Unlike Wisthnuth, his younger brother Choite, thirty-four, speaks idiomatic English with an Australian accent, acquired as a part-time tour guide with a Thai travel agency. Wiry, fun-loving, and quick-witted, Choite is popular with his many friends and workmates. On Wednesday, December 23, 2004, he left his office in Phuket Town to attend a party at a nearby restaurant. It was “a terrific party, good fun,” he recalls. Afterwards, he packed his bags and drove his 100-cc motorcycle two hours north to Bang Niang, to be home in time for Christmas, dodging the heavy coastal traffic of diesel trucks and passenger buses all the way. The Bang Niang villagers are mostly Theravada Buddhist, some Muslim, but it is hard to ignore Christmas when up to 10,000 foreigners are celebrating it all around you. It’s a good time to be home, marking the end of the old year and making ready for the new one.
On the early morning of Sunday, December 26, at about 8 a.m., Choite was in his parents’ house—the temporary one, not the new one under construction. The night before, he had attended a dinner with family members and an Austrian couple, and they had had a great night, recounting wonderful stories, singing, telling risqué jokes, and the next morning he was remembering the laughter when his cellphone rang. It was his brother Wisthnuth.
The company manager told him there had been an earthquake off Sumatra, a big one, an hour before. Patong, just two hours south of Bang Niang by motorcycle, was levelled at that moment. “Okay, okay,” Choite cut off the manager. He rang his brother back and told him that an earthquake’s after-effects had flattened Patong—and that Bang Niang Beach, where Wisthnuth was standing, would be next.
“It was lucky for me I went to school,” Choite recalls, “because I learned what happens when the sea goes dry.” “Tell people to leave the beach!” Choite cried out to his brother. “Right now!” Wisthnuth duly started telling people around him, and Choite could hear the words clearly through the cellphone. “Tell them to go the hills quickly!” he added frantically.
Wisthnuth handed his cellphone to a district policeman strolling along the shore, and to his relief Choite heard the policeman loudly repeat the message to bystanders, brusquely ordering them to move quickly off the beach.
Choite cut the line and got on his motorcycle and headed straight down to the water, thinking, “I have to go see this thing myself.” Just as he left, he told his sister to pray and light some incense sticks for their brother-in-law, who was out alone on a fishing boat near Phra Thong Island, up the coast. Then he roared off down to the sand. The water off Bang Niang Beach was now one kilometre away and fishing boats were sitting in the wet sand. And in the distance he could see it: the wave, about a kilometre or so away. It was twisted and black, and moving very, very fast. It came to the first of the marooned long-tail boats and turned the twelve-metre vessel around on its stern and ate it. The boat completely disappeared and then the black wave ate each boat in turn. As they all disappeared, many foreigners stood there, watching, amazed by the sight, and Choite began shouting, still sitting on his bike, “Run back to the hill!
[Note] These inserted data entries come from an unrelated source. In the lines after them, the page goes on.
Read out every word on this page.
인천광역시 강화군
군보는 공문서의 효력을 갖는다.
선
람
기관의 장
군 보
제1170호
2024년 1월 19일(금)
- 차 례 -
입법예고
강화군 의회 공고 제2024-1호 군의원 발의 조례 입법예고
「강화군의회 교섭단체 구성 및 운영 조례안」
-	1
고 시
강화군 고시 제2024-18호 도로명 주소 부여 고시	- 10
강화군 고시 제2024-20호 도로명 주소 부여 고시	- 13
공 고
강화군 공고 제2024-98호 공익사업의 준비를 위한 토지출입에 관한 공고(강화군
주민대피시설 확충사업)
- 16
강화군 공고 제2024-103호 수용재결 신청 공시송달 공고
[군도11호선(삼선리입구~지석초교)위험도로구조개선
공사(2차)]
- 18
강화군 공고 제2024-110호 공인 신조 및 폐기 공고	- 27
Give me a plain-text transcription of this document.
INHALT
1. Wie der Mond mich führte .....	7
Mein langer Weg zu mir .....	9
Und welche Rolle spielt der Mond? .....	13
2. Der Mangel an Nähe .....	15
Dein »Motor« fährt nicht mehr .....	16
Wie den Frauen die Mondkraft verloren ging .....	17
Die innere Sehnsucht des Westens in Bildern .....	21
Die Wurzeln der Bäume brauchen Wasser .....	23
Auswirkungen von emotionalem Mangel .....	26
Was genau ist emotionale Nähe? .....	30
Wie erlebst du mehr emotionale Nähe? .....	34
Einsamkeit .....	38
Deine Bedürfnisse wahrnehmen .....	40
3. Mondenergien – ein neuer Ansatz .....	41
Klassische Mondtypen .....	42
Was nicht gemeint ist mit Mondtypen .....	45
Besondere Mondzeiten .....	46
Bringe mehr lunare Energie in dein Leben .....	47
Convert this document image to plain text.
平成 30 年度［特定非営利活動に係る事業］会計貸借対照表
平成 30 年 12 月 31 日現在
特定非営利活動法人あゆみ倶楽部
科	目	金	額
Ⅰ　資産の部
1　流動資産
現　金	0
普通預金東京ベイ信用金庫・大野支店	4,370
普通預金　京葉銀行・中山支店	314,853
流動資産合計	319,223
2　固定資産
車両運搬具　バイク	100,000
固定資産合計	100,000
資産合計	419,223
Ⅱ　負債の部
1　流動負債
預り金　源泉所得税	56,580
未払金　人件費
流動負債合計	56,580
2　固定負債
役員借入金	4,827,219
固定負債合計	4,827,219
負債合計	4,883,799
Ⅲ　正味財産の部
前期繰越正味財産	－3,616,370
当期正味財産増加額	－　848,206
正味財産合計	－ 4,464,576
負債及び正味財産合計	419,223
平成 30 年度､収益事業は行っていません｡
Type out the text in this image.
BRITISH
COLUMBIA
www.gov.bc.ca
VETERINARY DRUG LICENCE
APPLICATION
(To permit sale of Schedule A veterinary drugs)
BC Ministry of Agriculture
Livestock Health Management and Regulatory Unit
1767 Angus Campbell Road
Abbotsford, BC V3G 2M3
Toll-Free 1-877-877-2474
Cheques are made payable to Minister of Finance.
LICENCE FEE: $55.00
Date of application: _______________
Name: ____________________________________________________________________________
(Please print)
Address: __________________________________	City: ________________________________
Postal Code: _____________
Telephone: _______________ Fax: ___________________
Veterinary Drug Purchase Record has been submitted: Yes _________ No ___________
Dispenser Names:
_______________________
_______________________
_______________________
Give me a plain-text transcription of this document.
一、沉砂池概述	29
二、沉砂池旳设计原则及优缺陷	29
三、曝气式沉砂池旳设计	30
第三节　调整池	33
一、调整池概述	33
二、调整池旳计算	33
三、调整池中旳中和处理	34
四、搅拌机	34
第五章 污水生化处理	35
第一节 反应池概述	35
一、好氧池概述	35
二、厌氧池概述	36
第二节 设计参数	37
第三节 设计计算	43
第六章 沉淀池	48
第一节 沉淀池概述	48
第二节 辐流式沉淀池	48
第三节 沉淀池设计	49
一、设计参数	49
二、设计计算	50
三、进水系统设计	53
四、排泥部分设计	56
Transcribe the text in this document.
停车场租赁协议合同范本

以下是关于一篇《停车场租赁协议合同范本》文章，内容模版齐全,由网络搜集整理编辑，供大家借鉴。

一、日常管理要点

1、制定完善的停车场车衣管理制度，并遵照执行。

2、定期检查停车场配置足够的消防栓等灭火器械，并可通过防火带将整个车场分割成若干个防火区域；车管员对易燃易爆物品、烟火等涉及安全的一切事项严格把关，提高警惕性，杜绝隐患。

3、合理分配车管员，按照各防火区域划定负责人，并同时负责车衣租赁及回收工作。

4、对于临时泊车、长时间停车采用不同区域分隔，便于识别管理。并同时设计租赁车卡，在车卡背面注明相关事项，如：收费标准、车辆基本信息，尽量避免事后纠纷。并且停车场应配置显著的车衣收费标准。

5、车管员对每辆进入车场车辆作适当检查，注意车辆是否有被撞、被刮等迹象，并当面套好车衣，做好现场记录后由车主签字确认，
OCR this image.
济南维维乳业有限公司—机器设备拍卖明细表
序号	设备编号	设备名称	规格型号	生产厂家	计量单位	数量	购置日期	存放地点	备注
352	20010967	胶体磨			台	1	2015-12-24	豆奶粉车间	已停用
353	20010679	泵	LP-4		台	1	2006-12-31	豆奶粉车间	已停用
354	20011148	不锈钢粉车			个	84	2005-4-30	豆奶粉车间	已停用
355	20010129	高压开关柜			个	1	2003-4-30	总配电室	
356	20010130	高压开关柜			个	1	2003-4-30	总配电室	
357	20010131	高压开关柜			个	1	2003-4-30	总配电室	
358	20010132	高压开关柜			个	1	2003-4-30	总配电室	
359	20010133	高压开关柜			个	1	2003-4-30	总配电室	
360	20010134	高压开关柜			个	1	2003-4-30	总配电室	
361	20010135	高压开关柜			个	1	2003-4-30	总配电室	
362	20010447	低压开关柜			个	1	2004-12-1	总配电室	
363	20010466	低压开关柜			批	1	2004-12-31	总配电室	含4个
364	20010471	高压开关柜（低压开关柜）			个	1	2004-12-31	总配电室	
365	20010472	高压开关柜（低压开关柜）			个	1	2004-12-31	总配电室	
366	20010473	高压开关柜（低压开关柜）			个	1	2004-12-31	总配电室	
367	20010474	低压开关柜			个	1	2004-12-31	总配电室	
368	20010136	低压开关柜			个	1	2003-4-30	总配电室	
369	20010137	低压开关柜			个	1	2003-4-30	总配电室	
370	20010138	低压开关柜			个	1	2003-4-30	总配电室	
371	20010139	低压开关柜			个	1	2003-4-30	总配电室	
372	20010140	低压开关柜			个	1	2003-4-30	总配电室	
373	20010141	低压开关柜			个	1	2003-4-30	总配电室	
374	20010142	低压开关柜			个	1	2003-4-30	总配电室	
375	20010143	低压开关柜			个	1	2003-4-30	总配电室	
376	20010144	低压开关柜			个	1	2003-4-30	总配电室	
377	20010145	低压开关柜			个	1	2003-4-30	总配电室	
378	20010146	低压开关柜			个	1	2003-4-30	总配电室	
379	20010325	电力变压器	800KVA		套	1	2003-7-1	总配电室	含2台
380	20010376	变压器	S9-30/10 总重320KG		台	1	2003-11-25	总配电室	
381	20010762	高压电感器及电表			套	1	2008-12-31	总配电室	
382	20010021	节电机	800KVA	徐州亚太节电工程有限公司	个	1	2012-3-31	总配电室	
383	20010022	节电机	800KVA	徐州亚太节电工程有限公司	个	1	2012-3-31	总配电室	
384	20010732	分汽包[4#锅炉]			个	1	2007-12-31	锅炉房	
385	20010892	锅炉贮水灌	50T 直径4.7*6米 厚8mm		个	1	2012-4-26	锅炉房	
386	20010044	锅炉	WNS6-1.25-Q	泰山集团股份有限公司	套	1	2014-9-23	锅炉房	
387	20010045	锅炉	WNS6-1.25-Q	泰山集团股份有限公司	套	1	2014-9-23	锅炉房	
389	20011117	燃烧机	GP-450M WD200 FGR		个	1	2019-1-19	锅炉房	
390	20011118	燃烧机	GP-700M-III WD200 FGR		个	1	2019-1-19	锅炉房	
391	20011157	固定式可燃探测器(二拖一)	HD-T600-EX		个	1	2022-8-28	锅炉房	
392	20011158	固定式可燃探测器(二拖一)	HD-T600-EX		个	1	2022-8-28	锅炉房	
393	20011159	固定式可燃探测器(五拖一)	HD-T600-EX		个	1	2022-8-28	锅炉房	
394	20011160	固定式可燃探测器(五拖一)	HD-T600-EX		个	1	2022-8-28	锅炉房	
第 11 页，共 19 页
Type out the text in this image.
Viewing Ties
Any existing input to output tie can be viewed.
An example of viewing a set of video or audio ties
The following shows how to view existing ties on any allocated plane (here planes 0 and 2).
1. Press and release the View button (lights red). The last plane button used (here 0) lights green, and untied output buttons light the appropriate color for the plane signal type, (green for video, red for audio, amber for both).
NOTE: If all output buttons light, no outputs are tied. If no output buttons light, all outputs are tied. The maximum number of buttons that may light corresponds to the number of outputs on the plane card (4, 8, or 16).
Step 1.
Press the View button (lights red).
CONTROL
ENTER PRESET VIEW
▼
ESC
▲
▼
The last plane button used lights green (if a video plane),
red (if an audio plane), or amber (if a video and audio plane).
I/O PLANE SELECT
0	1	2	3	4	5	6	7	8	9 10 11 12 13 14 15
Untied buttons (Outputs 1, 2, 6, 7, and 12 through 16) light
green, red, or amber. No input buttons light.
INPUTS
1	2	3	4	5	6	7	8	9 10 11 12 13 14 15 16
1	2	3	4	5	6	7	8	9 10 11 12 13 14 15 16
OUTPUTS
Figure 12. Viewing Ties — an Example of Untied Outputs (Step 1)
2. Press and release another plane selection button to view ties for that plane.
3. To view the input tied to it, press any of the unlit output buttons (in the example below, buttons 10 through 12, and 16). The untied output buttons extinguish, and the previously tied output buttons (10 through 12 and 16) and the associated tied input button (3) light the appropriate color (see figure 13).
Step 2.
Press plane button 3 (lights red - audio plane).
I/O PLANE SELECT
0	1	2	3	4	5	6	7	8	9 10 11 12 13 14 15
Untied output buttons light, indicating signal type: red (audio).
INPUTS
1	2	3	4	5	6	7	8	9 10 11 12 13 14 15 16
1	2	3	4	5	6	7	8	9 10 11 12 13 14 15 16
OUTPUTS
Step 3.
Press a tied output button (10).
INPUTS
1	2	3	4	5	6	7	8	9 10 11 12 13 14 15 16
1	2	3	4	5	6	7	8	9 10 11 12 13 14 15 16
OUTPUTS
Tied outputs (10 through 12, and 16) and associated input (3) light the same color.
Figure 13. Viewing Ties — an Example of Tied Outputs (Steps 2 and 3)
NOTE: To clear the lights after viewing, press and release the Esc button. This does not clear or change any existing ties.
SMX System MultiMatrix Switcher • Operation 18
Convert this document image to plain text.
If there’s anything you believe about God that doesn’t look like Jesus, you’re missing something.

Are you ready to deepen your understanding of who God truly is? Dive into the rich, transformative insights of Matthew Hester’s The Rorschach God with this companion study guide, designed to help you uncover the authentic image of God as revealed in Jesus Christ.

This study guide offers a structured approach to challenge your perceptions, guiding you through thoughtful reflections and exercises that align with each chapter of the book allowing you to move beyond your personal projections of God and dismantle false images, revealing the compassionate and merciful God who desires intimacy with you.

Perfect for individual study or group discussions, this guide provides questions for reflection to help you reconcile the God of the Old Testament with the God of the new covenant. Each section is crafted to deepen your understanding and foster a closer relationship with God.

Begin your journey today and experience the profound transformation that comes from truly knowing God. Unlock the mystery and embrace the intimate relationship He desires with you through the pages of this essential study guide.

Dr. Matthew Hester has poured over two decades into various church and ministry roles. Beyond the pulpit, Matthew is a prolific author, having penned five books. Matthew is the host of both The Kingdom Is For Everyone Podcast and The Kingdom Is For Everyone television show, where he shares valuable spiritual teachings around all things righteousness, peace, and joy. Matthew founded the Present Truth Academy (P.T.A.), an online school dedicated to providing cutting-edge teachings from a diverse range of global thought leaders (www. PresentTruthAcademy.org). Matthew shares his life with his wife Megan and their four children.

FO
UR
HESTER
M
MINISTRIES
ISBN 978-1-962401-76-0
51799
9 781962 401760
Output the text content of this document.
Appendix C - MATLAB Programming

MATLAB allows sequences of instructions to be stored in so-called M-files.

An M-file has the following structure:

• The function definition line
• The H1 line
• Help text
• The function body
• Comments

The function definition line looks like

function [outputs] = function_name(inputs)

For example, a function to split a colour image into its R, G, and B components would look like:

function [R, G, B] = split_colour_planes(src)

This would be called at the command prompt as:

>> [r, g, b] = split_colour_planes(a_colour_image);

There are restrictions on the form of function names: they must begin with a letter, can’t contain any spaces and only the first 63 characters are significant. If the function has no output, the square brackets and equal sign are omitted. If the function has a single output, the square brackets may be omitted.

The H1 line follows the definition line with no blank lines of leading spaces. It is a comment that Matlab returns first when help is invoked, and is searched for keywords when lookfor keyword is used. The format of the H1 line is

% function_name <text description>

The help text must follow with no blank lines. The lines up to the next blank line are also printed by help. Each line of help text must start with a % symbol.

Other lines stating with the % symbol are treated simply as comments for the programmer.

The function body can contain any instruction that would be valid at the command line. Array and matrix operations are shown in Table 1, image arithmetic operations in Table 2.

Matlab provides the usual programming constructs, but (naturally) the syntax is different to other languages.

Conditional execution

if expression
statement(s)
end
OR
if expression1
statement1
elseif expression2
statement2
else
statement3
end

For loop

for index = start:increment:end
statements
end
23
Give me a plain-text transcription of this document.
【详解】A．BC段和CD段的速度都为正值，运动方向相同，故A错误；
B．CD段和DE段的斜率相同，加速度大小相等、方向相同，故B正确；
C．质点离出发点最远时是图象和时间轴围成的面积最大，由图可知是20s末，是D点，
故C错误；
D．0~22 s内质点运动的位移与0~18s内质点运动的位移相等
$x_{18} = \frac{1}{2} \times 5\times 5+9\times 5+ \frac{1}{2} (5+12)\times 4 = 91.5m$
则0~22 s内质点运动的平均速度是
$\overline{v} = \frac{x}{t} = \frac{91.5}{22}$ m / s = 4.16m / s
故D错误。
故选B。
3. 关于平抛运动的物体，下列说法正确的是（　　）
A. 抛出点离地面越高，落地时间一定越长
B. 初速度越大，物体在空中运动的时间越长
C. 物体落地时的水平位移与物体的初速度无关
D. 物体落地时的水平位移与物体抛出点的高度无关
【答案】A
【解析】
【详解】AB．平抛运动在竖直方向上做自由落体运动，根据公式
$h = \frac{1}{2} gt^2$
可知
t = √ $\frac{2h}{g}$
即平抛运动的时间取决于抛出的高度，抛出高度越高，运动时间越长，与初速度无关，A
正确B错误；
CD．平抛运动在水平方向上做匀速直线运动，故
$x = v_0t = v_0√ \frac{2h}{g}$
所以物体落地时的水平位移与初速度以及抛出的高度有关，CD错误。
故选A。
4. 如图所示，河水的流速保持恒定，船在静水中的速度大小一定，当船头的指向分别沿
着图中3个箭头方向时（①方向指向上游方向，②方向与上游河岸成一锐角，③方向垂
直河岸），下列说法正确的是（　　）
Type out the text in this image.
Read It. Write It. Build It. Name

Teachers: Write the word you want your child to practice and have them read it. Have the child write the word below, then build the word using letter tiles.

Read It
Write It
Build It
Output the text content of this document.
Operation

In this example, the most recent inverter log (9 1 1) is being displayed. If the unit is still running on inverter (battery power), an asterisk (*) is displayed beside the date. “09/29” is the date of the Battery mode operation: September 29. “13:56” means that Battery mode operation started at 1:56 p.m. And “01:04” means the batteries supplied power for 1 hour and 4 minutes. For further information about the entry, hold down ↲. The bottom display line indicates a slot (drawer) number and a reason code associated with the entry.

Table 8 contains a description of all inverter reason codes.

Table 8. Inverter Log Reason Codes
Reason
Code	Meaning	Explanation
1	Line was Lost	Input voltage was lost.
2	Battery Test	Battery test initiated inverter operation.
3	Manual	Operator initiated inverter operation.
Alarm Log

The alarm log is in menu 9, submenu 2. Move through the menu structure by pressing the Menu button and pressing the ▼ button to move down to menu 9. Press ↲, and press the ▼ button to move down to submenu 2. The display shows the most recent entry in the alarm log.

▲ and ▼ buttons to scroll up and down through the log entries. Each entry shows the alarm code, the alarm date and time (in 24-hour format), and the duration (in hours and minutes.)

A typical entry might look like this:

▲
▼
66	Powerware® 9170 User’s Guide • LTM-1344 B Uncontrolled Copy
Run, run!”
Choite knew he could pick up two people on his motorcycle, and might live with this knowledge for the rest of his days, but what he felt was the need to save his family, his brothers and sisters, his wife and children. He raced back to the temporary house, zigzagging his bike up through the sand, pushing off with his legs when he had to, going around obstacles, an abandoned truck full of cement bags, a load of wooden pallets. The traffic was growing as people ran to their cars. People were leaving the area; others were standing, looking out, mesmerized.
He made it across the coastal road and reached the temporary house, a kilometre up the gentle slope. Wisthnuth, his sister, his younger brother, and his own two children were already on motorcycles, ready to leave for the hills. All but his father and mother. His mother was praying at a Buddhist temple two kilometres north along the beach; but his father was right there, in the house, refusing to leave.